Eine der prächtigsten Gebirgstouren im Rübezahlreich auf der böhmischen Seite ist die Wanderung von Spindelmühle auf dem Weberweg durch den wildromantischen Weißwassergrund zur Wiesenbaude, welche rund drei Stunden beansprucht.

Der Weißwassergrund, ein echtes Hochgebirgstal, gehört zu den größten Schönheiten des Riesengebirges und ist noch berühmter als der gleichfalls sehr romantische Elbgrund.

Eingeschlossen wird er südlich von den steilen und zackigen Wänden des Ziegenrückens (1424 m), nördlich von den dichtbewaldeten Hängen der Kleinen Sturmhaube (1436 m) und des Silberkammes.

Er senkt sich von der Weißen Wiese (1400 m) auf deren sumpfiger Fläche das Weißwasser entquillt und mit stürmischem Lauf zu Tale eilt, nach Westen hinab.
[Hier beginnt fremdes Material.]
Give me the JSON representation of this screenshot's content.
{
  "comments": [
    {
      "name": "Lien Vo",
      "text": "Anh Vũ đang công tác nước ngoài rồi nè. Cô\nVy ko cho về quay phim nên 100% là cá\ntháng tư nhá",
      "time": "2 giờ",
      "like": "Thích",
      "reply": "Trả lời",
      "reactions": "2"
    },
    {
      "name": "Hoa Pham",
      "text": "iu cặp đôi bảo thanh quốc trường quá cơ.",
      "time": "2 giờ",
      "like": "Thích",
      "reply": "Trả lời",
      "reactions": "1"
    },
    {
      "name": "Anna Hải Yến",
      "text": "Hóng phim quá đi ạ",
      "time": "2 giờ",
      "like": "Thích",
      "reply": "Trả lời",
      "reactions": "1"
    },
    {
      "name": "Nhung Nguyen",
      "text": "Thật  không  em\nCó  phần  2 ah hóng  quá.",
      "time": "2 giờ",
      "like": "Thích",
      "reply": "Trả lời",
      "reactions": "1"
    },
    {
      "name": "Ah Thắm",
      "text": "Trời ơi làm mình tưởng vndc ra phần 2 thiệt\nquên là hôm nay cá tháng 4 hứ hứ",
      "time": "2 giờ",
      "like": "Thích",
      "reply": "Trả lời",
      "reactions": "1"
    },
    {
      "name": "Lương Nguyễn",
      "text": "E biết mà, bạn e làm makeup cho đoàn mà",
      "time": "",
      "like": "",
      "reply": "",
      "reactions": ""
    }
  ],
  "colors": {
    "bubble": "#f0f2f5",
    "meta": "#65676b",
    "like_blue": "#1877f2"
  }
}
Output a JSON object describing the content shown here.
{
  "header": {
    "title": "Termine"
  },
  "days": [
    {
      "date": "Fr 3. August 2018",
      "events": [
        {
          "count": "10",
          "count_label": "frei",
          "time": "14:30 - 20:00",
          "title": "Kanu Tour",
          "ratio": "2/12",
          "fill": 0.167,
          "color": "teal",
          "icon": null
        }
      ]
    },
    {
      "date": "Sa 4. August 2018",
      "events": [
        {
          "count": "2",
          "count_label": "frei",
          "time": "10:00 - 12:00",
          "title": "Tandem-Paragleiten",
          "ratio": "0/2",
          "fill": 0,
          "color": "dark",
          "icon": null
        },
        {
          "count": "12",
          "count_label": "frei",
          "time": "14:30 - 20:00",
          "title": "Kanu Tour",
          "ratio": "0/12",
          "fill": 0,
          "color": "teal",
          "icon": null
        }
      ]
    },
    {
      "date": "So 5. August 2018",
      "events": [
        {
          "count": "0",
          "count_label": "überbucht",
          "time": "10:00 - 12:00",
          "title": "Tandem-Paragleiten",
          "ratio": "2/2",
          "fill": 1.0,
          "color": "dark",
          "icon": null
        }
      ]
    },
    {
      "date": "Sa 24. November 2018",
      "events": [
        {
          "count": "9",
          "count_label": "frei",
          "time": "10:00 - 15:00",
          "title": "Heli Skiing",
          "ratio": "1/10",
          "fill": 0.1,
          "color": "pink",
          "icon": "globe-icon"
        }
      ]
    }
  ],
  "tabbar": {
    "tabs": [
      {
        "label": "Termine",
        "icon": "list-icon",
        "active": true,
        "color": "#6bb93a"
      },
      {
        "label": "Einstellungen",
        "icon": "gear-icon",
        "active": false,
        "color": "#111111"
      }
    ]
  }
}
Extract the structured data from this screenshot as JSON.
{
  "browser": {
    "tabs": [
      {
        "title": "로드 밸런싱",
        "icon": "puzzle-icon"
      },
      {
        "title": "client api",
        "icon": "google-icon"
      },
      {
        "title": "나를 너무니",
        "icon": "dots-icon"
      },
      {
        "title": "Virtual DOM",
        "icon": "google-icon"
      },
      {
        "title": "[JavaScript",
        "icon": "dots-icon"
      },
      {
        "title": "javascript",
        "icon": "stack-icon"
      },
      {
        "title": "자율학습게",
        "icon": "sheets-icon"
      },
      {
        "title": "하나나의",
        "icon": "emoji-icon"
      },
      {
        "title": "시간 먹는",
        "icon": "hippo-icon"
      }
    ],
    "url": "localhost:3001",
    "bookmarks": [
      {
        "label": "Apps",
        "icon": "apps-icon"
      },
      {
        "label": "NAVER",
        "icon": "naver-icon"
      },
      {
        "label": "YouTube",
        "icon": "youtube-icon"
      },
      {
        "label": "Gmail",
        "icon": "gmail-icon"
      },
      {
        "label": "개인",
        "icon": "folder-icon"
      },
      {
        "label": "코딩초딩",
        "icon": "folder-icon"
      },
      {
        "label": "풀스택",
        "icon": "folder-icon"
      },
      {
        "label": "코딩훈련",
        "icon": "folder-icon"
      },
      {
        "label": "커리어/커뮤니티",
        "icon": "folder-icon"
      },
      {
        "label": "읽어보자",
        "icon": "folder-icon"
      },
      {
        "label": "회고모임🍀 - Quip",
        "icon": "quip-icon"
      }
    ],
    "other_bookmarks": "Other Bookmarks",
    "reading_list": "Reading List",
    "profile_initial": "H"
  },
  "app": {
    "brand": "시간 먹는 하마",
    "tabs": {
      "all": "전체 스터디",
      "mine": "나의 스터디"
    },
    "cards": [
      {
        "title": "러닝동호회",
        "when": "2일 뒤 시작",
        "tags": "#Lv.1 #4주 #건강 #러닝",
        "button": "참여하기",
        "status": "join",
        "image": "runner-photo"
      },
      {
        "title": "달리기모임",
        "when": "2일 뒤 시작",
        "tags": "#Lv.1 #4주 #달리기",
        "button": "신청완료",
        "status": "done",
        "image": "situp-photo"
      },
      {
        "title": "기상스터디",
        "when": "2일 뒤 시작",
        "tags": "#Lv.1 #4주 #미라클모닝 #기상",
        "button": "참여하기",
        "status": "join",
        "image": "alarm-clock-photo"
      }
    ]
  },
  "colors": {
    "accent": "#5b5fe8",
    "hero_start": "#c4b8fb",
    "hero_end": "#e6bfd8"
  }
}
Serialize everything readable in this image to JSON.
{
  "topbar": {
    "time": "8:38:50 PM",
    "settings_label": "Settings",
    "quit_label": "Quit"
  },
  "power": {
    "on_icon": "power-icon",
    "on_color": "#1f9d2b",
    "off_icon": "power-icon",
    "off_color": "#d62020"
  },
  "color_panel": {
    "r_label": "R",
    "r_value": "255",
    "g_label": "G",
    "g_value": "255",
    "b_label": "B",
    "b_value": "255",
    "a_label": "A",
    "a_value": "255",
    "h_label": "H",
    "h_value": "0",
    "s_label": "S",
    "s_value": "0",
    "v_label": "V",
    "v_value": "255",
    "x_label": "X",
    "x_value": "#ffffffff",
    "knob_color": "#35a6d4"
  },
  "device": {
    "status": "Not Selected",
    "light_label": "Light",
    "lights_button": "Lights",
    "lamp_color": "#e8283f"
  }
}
Unterwegs nimmt das Weißwasser das am Silberkamm entspringende Silberwasser, später den Krummseifen und Sturmgraben auf und fließt mit starkem Gefälle zu Tal, wobei es in den wilden urwüchsigen Talgrund zahlreiche fesselnde Wasserstürze bildet, von denen die bedeutendsten "Gefälle" heißen.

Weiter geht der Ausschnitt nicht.